Proverbs Chapter 30 Summary

Agur Gets Existential

  • This next section is entitled "Sayings of Agur, Son of Jakeh" (no one knows who Agur was, but he may have been a non-Israelite, representing Near-Eastern wisdom in a more general way).
  • It begins with a confession of human ignorance—the speaker admits that he doesn't know anything, doesn't understand how the world was made, or how the universe was structured. He lacks wisdom, he says, but ends by saying to God that God surely knows all of this.
  • He says that everything God says comes true, and people shouldn't falsely attribute statements to the divine.
  • In life, Agur says he only wants to be free from falsehood and lying, and to have just enough to live—being free from both poverty and wealth. He asks God for these gifts and says he won't be able to live an upright moral life without them.

Agur's Rogues Gallery

  • Don't slander servants to their masters, says Agur.
  • Also, Agur catalogues all the bad guys out there: people who curse their parents, people who think they lack sin but are actually sinful, people who oppress the poor and steal money and goods from them.
  • People who are leeches end up having their own children prey on them (though the meaning of this passage in Hebrew is somewhat unclear).
  • Agur continues to catalogue different sets of things: four things that are never satisfied—a barren womb, Sheol, the dry earth thirsty for water, and some sort of raging fire that keeps consuming everything.
  • Out of nowhere, he says that an eye that mocks father and mother will be picked out by crows.

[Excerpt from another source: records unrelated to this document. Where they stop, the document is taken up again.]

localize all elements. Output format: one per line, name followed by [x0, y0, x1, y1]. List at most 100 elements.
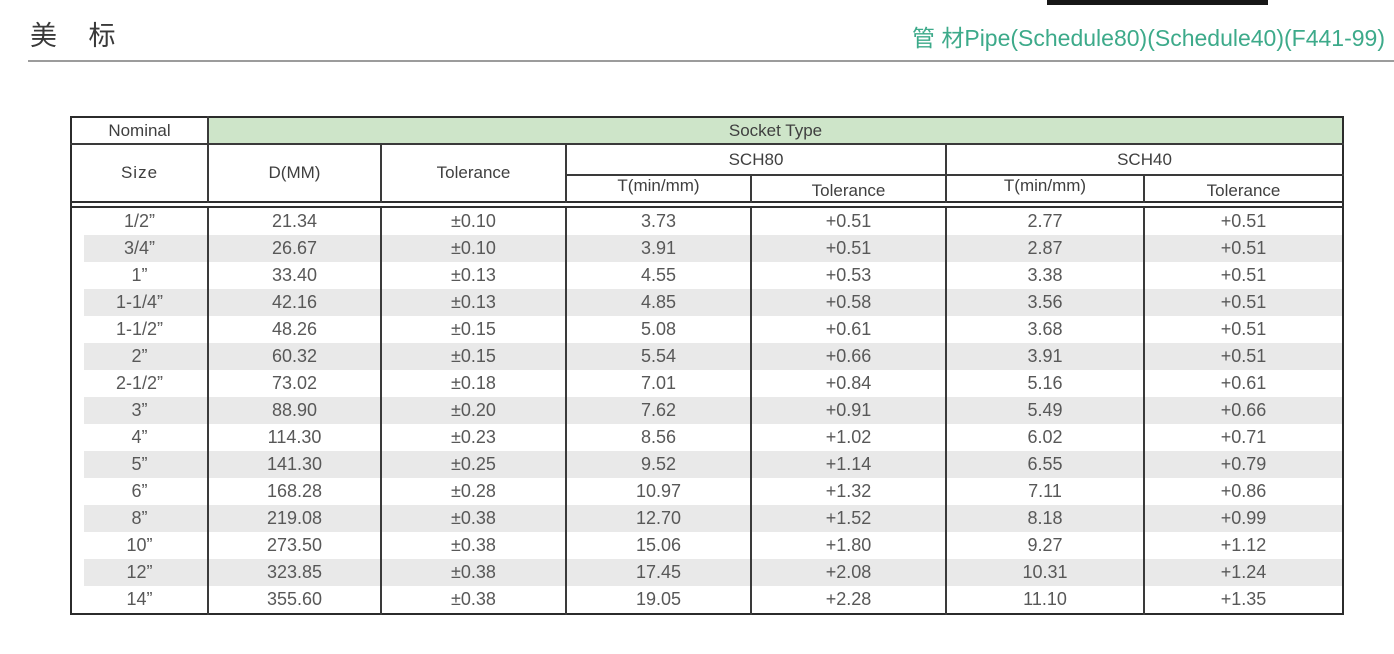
value-cell: +0.58: [751, 289, 947, 316]
value-cell: 88.90: [208, 397, 382, 424]
header-nominal: Nominal: [71, 117, 209, 145]
nominal-size-cell: 5”: [71, 451, 209, 478]
header-sch80-tolerance: Tolerance: [751, 175, 947, 202]
header-row-subcolumns: T(min/mm) Tolerance T(min/mm) Tolerance: [71, 175, 1343, 202]
header-size: Size: [71, 144, 209, 202]
value-cell: 11.10: [946, 586, 1145, 614]
value-cell: ±0.28: [381, 478, 567, 505]
value-cell: ±0.13: [381, 262, 567, 289]
value-cell: 9.52: [566, 451, 752, 478]
table-row: 1/2” 21.34 ±0.10 3.73 +0.51 2.77 +0.51: [71, 207, 1343, 235]
value-cell: 5.16: [946, 370, 1145, 397]
value-cell: +0.79: [1144, 451, 1343, 478]
value-cell: 15.06: [566, 532, 752, 559]
value-cell: +0.51: [1144, 316, 1343, 343]
table-row: 2-1/2” 73.02 ±0.18 7.01 +0.84 5.16 +0.61: [71, 370, 1343, 397]
value-cell: 21.34: [208, 207, 382, 235]
nominal-size-cell: 1-1/4”: [71, 289, 209, 316]
page-subtitle: 管 材Pipe(Schedule80)(Schedule40)(F441-99): [911, 25, 1385, 51]
value-cell: ±0.38: [381, 586, 567, 614]
value-cell: ±0.15: [381, 343, 567, 370]
value-cell: +0.86: [1144, 478, 1343, 505]
value-cell: 273.50: [208, 532, 382, 559]
header-sch80-t-min: T(min/mm): [566, 175, 752, 202]
nominal-size-cell: 1/2”: [71, 207, 209, 235]
value-cell: ±0.38: [381, 532, 567, 559]
value-cell: ±0.38: [381, 559, 567, 586]
table-row: 8” 219.08 ±0.38 12.70 +1.52 8.18 +0.99: [71, 505, 1343, 532]
value-cell: 3.56: [946, 289, 1145, 316]
pipe-spec-table: Nominal Socket Type Size D(MM) Tolerance…: [70, 116, 1344, 615]
value-cell: 5.08: [566, 316, 752, 343]
value-cell: ±0.20: [381, 397, 567, 424]
value-cell: 73.02: [208, 370, 382, 397]
value-cell: 12.70: [566, 505, 752, 532]
nominal-size-cell: 1”: [71, 262, 209, 289]
value-cell: 17.45: [566, 559, 752, 586]
value-cell: +0.84: [751, 370, 947, 397]
value-cell: ±0.25: [381, 451, 567, 478]
value-cell: +0.71: [1144, 424, 1343, 451]
value-cell: 7.62: [566, 397, 752, 424]
value-cell: ±0.10: [381, 207, 567, 235]
value-cell: 219.08: [208, 505, 382, 532]
value-cell: +0.51: [751, 235, 947, 262]
table-row: 1” 33.40 ±0.13 4.55 +0.53 3.38 +0.51: [71, 262, 1343, 289]
table-row: 2” 60.32 ±0.15 5.54 +0.66 3.91 +0.51: [71, 343, 1343, 370]
value-cell: ±0.23: [381, 424, 567, 451]
header-row-groups: Size D(MM) Tolerance SCH80 SCH40: [71, 144, 1343, 202]
value-cell: 4.55: [566, 262, 752, 289]
value-cell: 4.85: [566, 289, 752, 316]
value-cell: +0.51: [1144, 235, 1343, 262]
table-row: 3” 88.90 ±0.20 7.62 +0.91 5.49 +0.66: [71, 397, 1343, 424]
nominal-size-cell: 1-1/2”: [71, 316, 209, 343]
value-cell: +0.53: [751, 262, 947, 289]
value-cell: 3.91: [566, 235, 752, 262]
value-cell: +1.32: [751, 478, 947, 505]
value-cell: 168.28: [208, 478, 382, 505]
header-socket-type: Socket Type: [208, 117, 1343, 145]
value-cell: +1.14: [751, 451, 947, 478]
table-row: 5” 141.30 ±0.25 9.52 +1.14 6.55 +0.79: [71, 451, 1343, 478]
value-cell: 5.49: [946, 397, 1145, 424]
table-body: 1/2” 21.34 ±0.10 3.73 +0.51 2.77 +0.51 3/4” 26.6…: [71, 207, 1343, 614]
table-row: 4” 114.30 ±0.23 8.56 +1.02 6.02 +0.71: [71, 424, 1343, 451]
table-header: Nominal Socket Type Size D(MM) Tolerance…: [71, 117, 1343, 208]
value-cell: +0.51: [1144, 343, 1343, 370]
value-cell: +0.66: [751, 343, 947, 370]
value-cell: 355.60: [208, 586, 382, 614]
value-cell: +2.28: [751, 586, 947, 614]
header-body-double-rule: [71, 201, 1343, 208]
header-sch80: SCH80: [566, 144, 947, 176]
value-cell: 3.73: [566, 207, 752, 235]
table-row: 1-1/2” 48.26 ±0.15 5.08 +0.61 3.68 +0.51: [71, 316, 1343, 343]
nominal-size-cell: 3/4”: [71, 235, 209, 262]
value-cell: 10.97: [566, 478, 752, 505]
table-row: 3/4” 26.67 ±0.10 3.91 +0.51 2.87 +0.51: [71, 235, 1343, 262]
value-cell: 3.68: [946, 316, 1145, 343]
value-cell: 7.11: [946, 478, 1145, 505]
header-sch40-tolerance: Tolerance: [1206, 181, 1281, 200]
value-cell: 8.18: [946, 505, 1145, 532]
value-cell: +0.51: [1144, 207, 1343, 235]
value-cell: 33.40: [208, 262, 382, 289]
value-cell: 7.01: [566, 370, 752, 397]
header-row-socket-type: Nominal Socket Type: [71, 117, 1343, 145]
value-cell: 42.16: [208, 289, 382, 316]
value-cell: ±0.13: [381, 289, 567, 316]
value-cell: 10.31: [946, 559, 1145, 586]
header-tolerance: Tolerance: [381, 144, 567, 202]
value-cell: +0.66: [1144, 397, 1343, 424]
header-sch40-t-min: T(min/mm): [946, 175, 1145, 202]
nominal-size-cell: 8”: [71, 505, 209, 532]
value-cell: 141.30: [208, 451, 382, 478]
nominal-size-cell: 12”: [71, 559, 209, 586]
value-cell: 5.54: [566, 343, 752, 370]
table-row: 12” 323.85 ±0.38 17.45 +2.08 10.31 +1.24: [71, 559, 1343, 586]
header-d-mm: D(MM): [208, 144, 382, 202]
value-cell: +1.02: [751, 424, 947, 451]
value-cell: ±0.15: [381, 316, 567, 343]
nominal-size-cell: 3”: [71, 397, 209, 424]
value-cell: 3.91: [946, 343, 1145, 370]
value-cell: +0.61: [751, 316, 947, 343]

When a Man Loves a Woman… It's Really Confusing to Agur 

  • Then he goes back to cataloguing stuff. Agur says three things are too wonderful for him, and four he doesn't understand. The three things that are too wonderful are an eagle in the sky, a snake crawling on a rock, and a ship sailing the sea. The fourth is the way of a man with a woman.
  • He says, again just off-handedly, that an adulteress commits adultery as simply as someone who eats and wipes his or her mouth and says that they've done no wrong.
  • Three things make the earth tremble, and the fourth knocks it out of sorts entirely: a slave who becomes king, a fool who's eaten too much, an unloved woman who gets a husband, and a maid who succeeds her mistress as the new head of household.

Badgers: Masters of Fortification

  • There are four wise animals, even though they're small: ants, who provide food for themselves despite their size; badgers, who own nothing, yet defend themselves by living in the rocks; locusts, who march in rank without having a king; and finally the lizard, who is found in all the palaces of kings.
  • He also praises four beings for their stately stride and gait: the lion, the rooster, the he-goat, and a king who walks in front of his people.
  • If you're saying foolish things or are devising evil, cover your mouth quick.
  • Anger creates strife in the same way that pressing on your nose too much will make it bleed. (We don't recommend you try this at home.)